Spurs Challenge Dramatic Ending
Derek Fisher called it an opportunity worth waiting for. Phil Jackson called it incredible.
The Spurs are calling it illegal.
Within an hour of Fisher’s dramatic 18-foot jumper, the Spurs filed a protest with the league office, saying the clock started too late and Fisher’s winning shot shouldn’t count.
To recap the facts: There were 0.4 seconds left when Gary Payton inbounded the ball to Fisher. Fisher spun around, released the ball and made the shot, giving the Lakers a 74-73 victory over the Spurs.
All three referees -- Ron Garretson, Dan Crawford and Joe Forte -- have remote clock-starting devices on their belts. The referees immediately reviewed TV replays of the shot and ruled that Fisher had released the ball in time.
But a few minutes later, after the Lakers had danced off to their locker room, Spur General Manager R.C. Buford could be heard yelling from deep within the underbelly of SBC Center, in a video room that supplied various angles and replays. The clock, in Buford’s opinion, had apparently started too late.
Spur Coach Gregg Popovich agreed at his postgame news conference.
“I think it definitely started late,” he said. “Sometimes life’s tough.”
The Spurs then sent a written protest to the league.
“We think after looking at it in a bunch of different angles that the clock did not start in a timely manner,” Spur spokesman Tom James said. “We think there’s a pretty good case. We’re eager to see what the decision will be.”
Regardless, the Spurs were stunned.
“This game was cruel,” said Manu Ginobili, guarding Fisher on the play. “We were very focused on Kobe [Bryant] on the last play. It was really hard for me when Fisher’s shot went in because I was the guy guarding him.”

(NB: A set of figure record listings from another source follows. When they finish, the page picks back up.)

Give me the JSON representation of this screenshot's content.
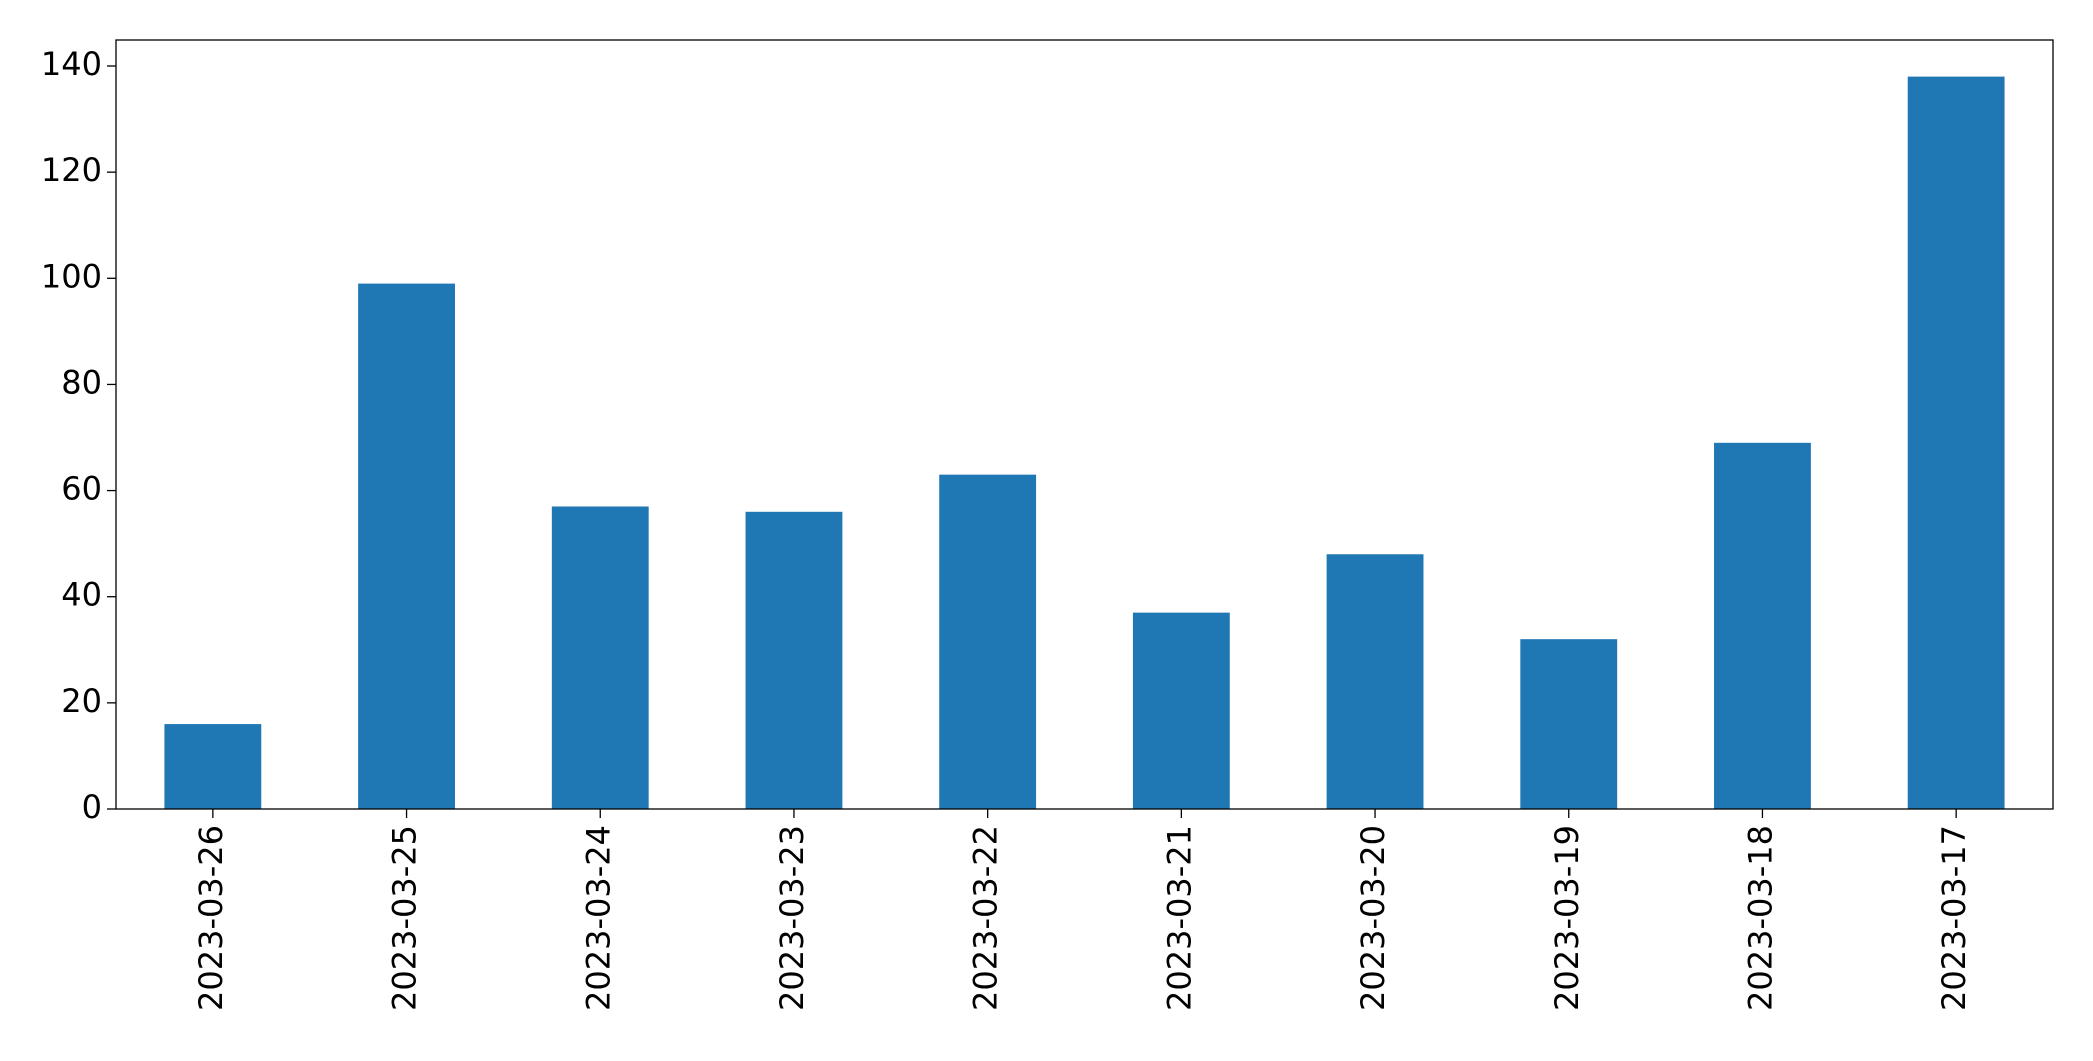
{
  "chart_data": {
    "type": "bar",
    "categories": [
      "2023-03-26",
      "2023-03-25",
      "2023-03-24",
      "2023-03-23",
      "2023-03-22",
      "2023-03-21",
      "2023-03-20",
      "2023-03-19",
      "2023-03-18",
      "2023-03-17"
    ],
    "values": [
      16,
      99,
      57,
      56,
      63,
      37,
      48,
      32,
      69,
      138
    ],
    "color": "#1f77b4",
    "ylim": [
      0,
      144.9
    ],
    "yticks": [
      0,
      20,
      40,
      60,
      80,
      100,
      120,
      140
    ],
    "grid": false
  }
}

Seconds before the final play, during a Laker timeout, Spur guard Tony Parker and forward Malik Rose had their arms around each other on the sideline. They were still smiling at Tim Duncan’s shot as he staggered across the key, with Shaquille O’Neal right in front of him.
Duncan’s make gave the Spurs a 73-72 lead with 0.4 seconds left.
Then the Lakers came up with a staggering shot of their own.
“I don’t even want to look at the tape of that last play,” Parker said. “I really thought we had the game. We came back and Timmy made that awesome shot. I thought we won the game. I didn’t think Fisher had time to catch the ball, turn around and shoot it. We have to let this game go.”
The Spurs have little choice. They will board a mid-afternoon plane today for Los Angeles.
Game 6 is Saturday at Staples Center.
A year ago, the Spurs defeated the Lakers in Game 6 at Staples Center, 110-82. The Spurs won all four Game 6s in which they played last season, including three on the road, on the way to the NBA championship.
Popovich promised Saturday’s game plan won’t have anything to do with the final 0.4 seconds.
“I won’t even mention the last shot of the game,” Popovich said. “It won’t even be in our game preparation or anything like that. We’ll prepare for Game 6 in L.A. based on how we played during the game.”
(BEGIN TEXT OF INFOBOX)
NBA Rule Book
EXPIRATION OF TIME
* No less than :00.3 must expire on the game clock when a player secures possession of an inbounds pass and then attempts a field goal.
* This guideline shall apply to any field goal attempted by a player after he receives an inbounds pass, other than what will be called, for this purpose, a “tip-in” or “alley oop.” A tip-in is defined as any action in which the ball is deflected, not controlled, by a player and then enters the basket ring.
* Regardless of when the horn or red light operates to signify the end of period, the officials will ultimately make the final decision whether to allow or disallow a successful field goal.